Closing debit balance of directors current account not deemed dividend u/s 2(22)(e) if no fresh loan/advance was given during the year – ITAT
ABCAUS Case Law Citation:
ABCAUS 2584 (2018) (10) ITAT
Important Case Laws Cited/relied upon by the parties:
CIT v. K. Srinivasan  59 ITR 788 (Mad.)
ITO vs Kalyan M Gupta (2007)111 TTJ (Mumbai)1005
Mrs. Rekha Modi v. ITO (2007) (13 SOT 512)
Amareswara Rao v. Dy.CIT (2016) 157 ITD 657
CIT Vs. Gayatri Chakraborty [94 taxmann.com 244]
ITO Vs. S.V. Mohan Reddy
The instant appeal by the appellant assessee was directed against the order of the Commissioner of Income Tax (Appeals) in upholding the order of the Assessing Officer (AO) of making the addition of ‘deemed dividend’ u/s 2(22)(e) of the Income Tax Act, 1961 (the Act)
The assessee was a director of a Pvt. Ltd. company. A notice u/s 148 of the Act was issued to the assessee. Later the AO completed the assessment proceedings u/s 143 r.w.s. 147 of the Act by making the impugned addition.
Aggrieved with the above assessment order, the assessee preferred an appeal before the CIT(A) who confirmed the addition.
Aggrieved with the order of the CIT(A), the assessee preferred the present appeal before the Tribunal.
Before the Tribunal, the assessee submitted a ledger extract of current account of the director for the transactions entered, maintained as per the books of the said Pvt.
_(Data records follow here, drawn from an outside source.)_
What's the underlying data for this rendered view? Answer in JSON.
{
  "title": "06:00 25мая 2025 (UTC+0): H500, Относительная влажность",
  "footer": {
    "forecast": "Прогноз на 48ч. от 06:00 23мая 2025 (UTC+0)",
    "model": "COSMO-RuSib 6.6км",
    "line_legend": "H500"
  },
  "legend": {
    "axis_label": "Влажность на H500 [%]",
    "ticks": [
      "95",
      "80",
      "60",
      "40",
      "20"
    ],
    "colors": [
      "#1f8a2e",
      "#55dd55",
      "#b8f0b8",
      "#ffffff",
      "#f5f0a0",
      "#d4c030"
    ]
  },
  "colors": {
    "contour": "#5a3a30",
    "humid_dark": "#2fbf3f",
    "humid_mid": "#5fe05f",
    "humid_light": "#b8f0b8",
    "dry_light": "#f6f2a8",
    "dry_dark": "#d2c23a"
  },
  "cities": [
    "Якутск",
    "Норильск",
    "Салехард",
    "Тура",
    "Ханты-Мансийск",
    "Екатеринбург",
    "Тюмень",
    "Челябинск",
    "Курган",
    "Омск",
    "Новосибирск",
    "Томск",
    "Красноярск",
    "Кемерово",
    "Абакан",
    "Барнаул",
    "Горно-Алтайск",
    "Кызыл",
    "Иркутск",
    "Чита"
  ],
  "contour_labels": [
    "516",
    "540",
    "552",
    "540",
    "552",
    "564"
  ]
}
Ltd. company.
It was submitted that as per the ledger extract, though the both opening and closing balances were in debit, i.e. the assessee owed to the company. However, the closing balance at the end of the year was three times less than the opening balance. However, the AO had taken the closing balance amount and treated it as ‘deemed dividend’ u/s 2(22)(e) of the Act.
It was pointed out that during the year, the assessee had repaid the advances which were taken in the previous assessment year. Therefore when the assessee, during the year in question had not taken any fresh advances from the company, there was no reason for the Assessing Officer to make addition u/s. 2(22)(e) of the Act.
The Tribunal noted that there were three payments in the ledger accounts which were followed by certain bank transfers by the assessee to the company which could not be treated as funds adjustment and could not be treated as loan taken by the assessee.
The Tribunal opined that there was however one payment made by the company on behalf of the assessee which may be treated as advances, and falls u/s 2(22)(e).
The Tribunal stated that other than the above said one payment, the addition made by the Assessing Officer was nothing but closing balance of running account maintained by the company. There were no fresh loans or advances taken by the assessee during this relevant assessment year.
The Tribunal held that the addition made by the Assessing Officer except the one payment could not be treated as ‘deemed dividend’ as there was no fresh loan taken by the assessee.